Concerns grow over impact of a Brexit no deal
A series of British government reports as well as studies by various interest groups has painted an alarming picture of the consequences of leaving the European Union without a deal in place.
These gloomy predictions have previously been downplayed or dismissed by Brexiteers and members of the government as doomsday scenarios that need to be planned for but are unlikely to happen.
However, as the withdrawal date looms in March next year and with absolutely no sense that an agreement is imminent, particularly after Theresa May's humiliation in Salzburg last week when her Chequers plan was comprehensively rebuffed, people are beginning to pay much more attention to the implications of a no deal Brexit.
As Jeremy Corbyn put it yesterday ahead of a meeting with EU chief negotiator Michel Barnier: ''Crashing out of Europe with no deal risks being a national disaster.''
Certainly, the impact could be enormous and detrimental and affect many aspects of everyday life.
The head of Ireland's aviation authority this week warned that flights between the UK and the Republic could be grounded if there is no deal as the air traffic management and safety regulations that currently govern the UK and the rest of Europe fall away.
This is just one practical example.
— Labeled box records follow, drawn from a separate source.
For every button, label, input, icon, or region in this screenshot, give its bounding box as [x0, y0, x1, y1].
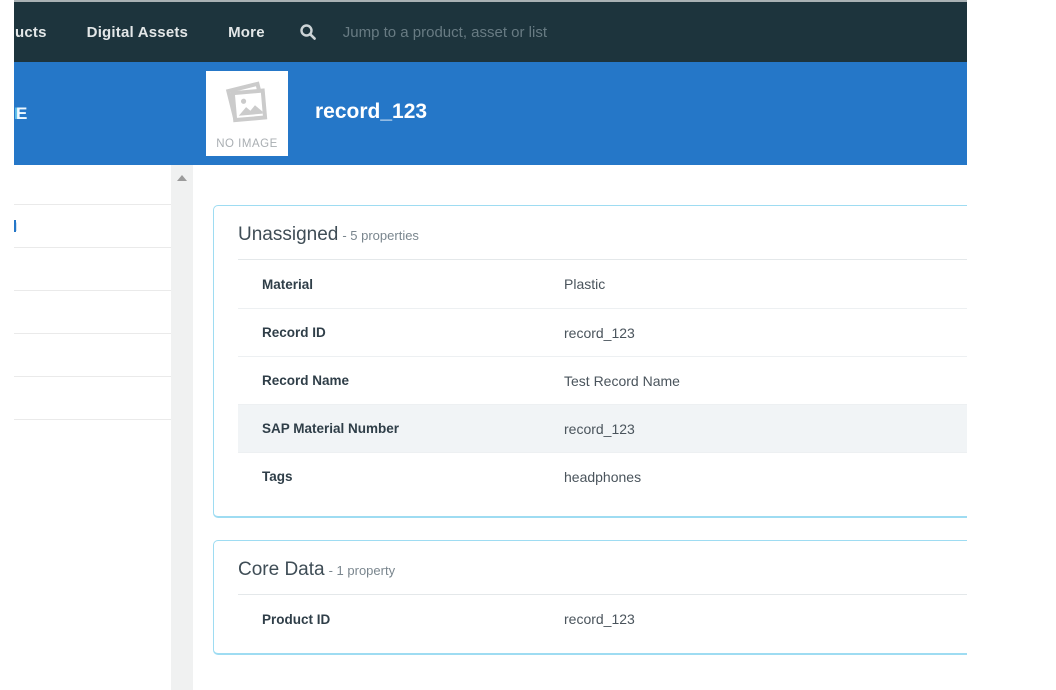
property-group-card: Core Data - 1 property Product IDrecord_12… [213, 540, 967, 655]
sidebar-truncated-link[interactable]: I [14, 220, 17, 232]
property-label: Record Name [262, 373, 564, 388]
property-value[interactable]: Plastic [564, 276, 605, 292]
global-search[interactable]: Jump to a product, asset or list [299, 23, 547, 41]
no-image-thumbnail[interactable]: NO IMAGE [206, 71, 288, 156]
sidebar-list: I [14, 165, 171, 690]
property-row[interactable]: SAP Material Numberrecord_123 [238, 404, 967, 452]
group-name: Core Data [238, 559, 325, 580]
sidebar-list-item[interactable] [14, 291, 171, 334]
property-row[interactable]: Product IDrecord_123 [238, 595, 967, 643]
property-row[interactable]: MaterialPlastic [238, 260, 967, 308]
nav-item-products-truncated[interactable]: ucts [15, 24, 47, 41]
property-value[interactable]: headphones [564, 469, 641, 485]
group-name: Unassigned [238, 224, 338, 245]
property-label: Product ID [262, 612, 564, 627]
record-title: record_123 [315, 100, 427, 124]
property-group-card: Unassigned- 5 propertiesMaterialPlasticR… [213, 205, 967, 518]
top-nav-bar: ucts Digital Assets More Jump to a produ… [14, 0, 967, 62]
sidebar-list-item[interactable]: I [14, 205, 171, 248]
no-image-label: NO IMAGE [216, 138, 278, 150]
group-header: Unassigned - 5 properties [214, 206, 967, 259]
property-label: Record ID [262, 325, 564, 340]
nav-item-digital-assets[interactable]: Digital Assets [87, 24, 188, 41]
truncated-header-text: E [16, 104, 27, 124]
property-label: Material [262, 277, 564, 292]
property-value[interactable]: Test Record Name [564, 373, 680, 389]
property-value[interactable]: record_123 [564, 325, 635, 341]
group-header: Core Data - 1 property [214, 541, 967, 594]
nav-item-more[interactable]: More [228, 24, 265, 41]
property-label: SAP Material Number [262, 421, 564, 436]
group-property-count: - 1 property [329, 563, 395, 578]
property-rows: Product IDrecord_123 [238, 594, 967, 653]
properties-panel: Unassigned- 5 propertiesMaterialPlasticR… [193, 165, 967, 690]
sidebar-list-item[interactable] [14, 377, 171, 420]
property-row[interactable]: Record NameTest Record Name [238, 356, 967, 404]
search-input-placeholder[interactable]: Jump to a product, asset or list [343, 24, 547, 41]
scrollbar-up-arrow-icon[interactable] [177, 175, 187, 181]
sidebar-scrollbar[interactable] [171, 165, 193, 690]
group-property-count: - 5 properties [342, 228, 419, 243]
app-window: ucts Digital Assets More Jump to a produ… [14, 0, 967, 690]
property-row[interactable]: Record IDrecord_123 [238, 308, 967, 356]
property-value[interactable]: record_123 [564, 421, 635, 437]
sidebar-list-item[interactable] [14, 165, 171, 205]
property-row[interactable]: Tagsheadphones [238, 452, 967, 500]
search-icon[interactable] [299, 23, 317, 41]
property-rows: MaterialPlasticRecord IDrecord_123Record… [238, 259, 967, 516]
sidebar-list-item[interactable] [14, 248, 171, 291]
property-label: Tags [262, 469, 564, 484]
image-placeholder-icon [220, 81, 274, 131]
property-value[interactable]: record_123 [564, 611, 635, 627]
sidebar-list-item[interactable] [14, 334, 171, 377]
record-header-bar: E NO IMAGE record_123 [14, 62, 967, 165]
There have been warnings about possible power cuts, disruption to the supply of food, medicines and industrial material among other things.
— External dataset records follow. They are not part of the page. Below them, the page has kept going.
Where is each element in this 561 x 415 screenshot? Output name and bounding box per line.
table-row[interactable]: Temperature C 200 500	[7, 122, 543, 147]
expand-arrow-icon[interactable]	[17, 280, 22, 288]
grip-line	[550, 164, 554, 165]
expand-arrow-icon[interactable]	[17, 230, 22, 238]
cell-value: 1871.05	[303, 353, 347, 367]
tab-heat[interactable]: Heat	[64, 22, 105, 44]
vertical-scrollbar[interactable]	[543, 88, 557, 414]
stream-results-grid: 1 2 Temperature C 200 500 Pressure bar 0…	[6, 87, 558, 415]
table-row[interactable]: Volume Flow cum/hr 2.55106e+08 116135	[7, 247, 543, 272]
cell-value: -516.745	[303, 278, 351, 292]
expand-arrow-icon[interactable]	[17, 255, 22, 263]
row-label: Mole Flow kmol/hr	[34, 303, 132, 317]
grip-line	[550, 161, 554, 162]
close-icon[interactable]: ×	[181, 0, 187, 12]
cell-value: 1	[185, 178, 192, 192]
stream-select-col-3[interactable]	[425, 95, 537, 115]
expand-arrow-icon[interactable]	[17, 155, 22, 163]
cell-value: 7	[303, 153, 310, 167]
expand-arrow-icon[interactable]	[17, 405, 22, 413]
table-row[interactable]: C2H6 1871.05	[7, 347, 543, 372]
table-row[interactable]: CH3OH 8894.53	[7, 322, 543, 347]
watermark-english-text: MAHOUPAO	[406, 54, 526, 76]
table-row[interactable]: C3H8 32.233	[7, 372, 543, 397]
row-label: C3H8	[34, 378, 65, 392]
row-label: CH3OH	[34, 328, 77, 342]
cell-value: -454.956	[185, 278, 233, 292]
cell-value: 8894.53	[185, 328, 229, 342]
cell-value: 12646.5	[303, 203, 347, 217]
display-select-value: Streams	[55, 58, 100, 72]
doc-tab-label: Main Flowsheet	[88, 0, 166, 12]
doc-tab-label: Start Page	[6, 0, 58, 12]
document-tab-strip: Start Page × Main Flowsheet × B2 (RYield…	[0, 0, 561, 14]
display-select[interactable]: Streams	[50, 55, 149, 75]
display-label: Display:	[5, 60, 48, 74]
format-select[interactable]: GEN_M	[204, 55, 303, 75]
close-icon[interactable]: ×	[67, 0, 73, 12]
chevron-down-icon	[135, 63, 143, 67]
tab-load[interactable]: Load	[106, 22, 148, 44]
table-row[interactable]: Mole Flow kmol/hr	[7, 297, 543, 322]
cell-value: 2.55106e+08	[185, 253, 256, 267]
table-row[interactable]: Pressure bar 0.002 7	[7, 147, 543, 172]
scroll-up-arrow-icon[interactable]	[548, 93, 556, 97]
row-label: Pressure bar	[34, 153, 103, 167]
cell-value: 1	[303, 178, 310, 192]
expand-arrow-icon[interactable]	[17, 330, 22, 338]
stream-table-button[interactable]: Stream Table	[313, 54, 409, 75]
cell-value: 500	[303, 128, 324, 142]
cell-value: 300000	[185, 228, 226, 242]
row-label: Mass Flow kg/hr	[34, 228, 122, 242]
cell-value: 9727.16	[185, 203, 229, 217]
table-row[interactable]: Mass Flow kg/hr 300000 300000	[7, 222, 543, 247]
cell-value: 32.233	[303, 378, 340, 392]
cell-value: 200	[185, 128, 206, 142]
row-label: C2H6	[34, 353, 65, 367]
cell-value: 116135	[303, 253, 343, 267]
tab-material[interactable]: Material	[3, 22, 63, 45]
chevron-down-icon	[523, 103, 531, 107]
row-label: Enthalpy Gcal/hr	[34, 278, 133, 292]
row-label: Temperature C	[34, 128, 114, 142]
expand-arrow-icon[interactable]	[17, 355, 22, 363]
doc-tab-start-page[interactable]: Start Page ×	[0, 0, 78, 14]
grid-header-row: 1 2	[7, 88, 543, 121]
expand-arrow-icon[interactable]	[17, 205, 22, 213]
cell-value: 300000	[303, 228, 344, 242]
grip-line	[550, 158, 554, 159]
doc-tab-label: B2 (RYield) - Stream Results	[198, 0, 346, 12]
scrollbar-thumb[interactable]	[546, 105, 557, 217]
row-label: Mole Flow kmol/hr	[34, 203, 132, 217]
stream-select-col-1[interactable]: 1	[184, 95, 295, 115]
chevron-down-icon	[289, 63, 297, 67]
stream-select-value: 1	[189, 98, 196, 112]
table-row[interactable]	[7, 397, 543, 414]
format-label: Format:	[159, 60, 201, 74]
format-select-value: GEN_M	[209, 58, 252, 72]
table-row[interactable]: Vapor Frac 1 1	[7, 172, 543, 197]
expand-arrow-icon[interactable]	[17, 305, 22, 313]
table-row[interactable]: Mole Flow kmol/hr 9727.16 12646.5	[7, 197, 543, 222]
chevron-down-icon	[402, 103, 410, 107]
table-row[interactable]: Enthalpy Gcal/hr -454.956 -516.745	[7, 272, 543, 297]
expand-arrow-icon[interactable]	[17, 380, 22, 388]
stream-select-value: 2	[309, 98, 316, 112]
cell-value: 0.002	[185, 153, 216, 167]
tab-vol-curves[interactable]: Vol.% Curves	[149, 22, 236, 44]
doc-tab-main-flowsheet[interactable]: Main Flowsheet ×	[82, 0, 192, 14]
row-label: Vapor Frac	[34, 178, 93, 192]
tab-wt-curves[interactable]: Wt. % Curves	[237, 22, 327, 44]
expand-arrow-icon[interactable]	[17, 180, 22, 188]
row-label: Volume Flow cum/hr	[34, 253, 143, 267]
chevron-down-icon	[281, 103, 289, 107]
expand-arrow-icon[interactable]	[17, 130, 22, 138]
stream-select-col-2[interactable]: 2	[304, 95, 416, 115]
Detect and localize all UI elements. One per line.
These are short term issues but there are also concerns over the status of European arrest warrants, access to healthcare abroad and even changes to mobile phone charges.
Clearly, the fallout in economic terms from a no deal Brexit could be severe and far-reaching.
It is reported that the EU is now stepping up its preparations for a no deal, which suggests this scenario is being considered as a very real possibility.
Mrs May has said that no deal is better than a bad deal. Many people on this island will rightly fear that no deal will be a very bad deal indeed.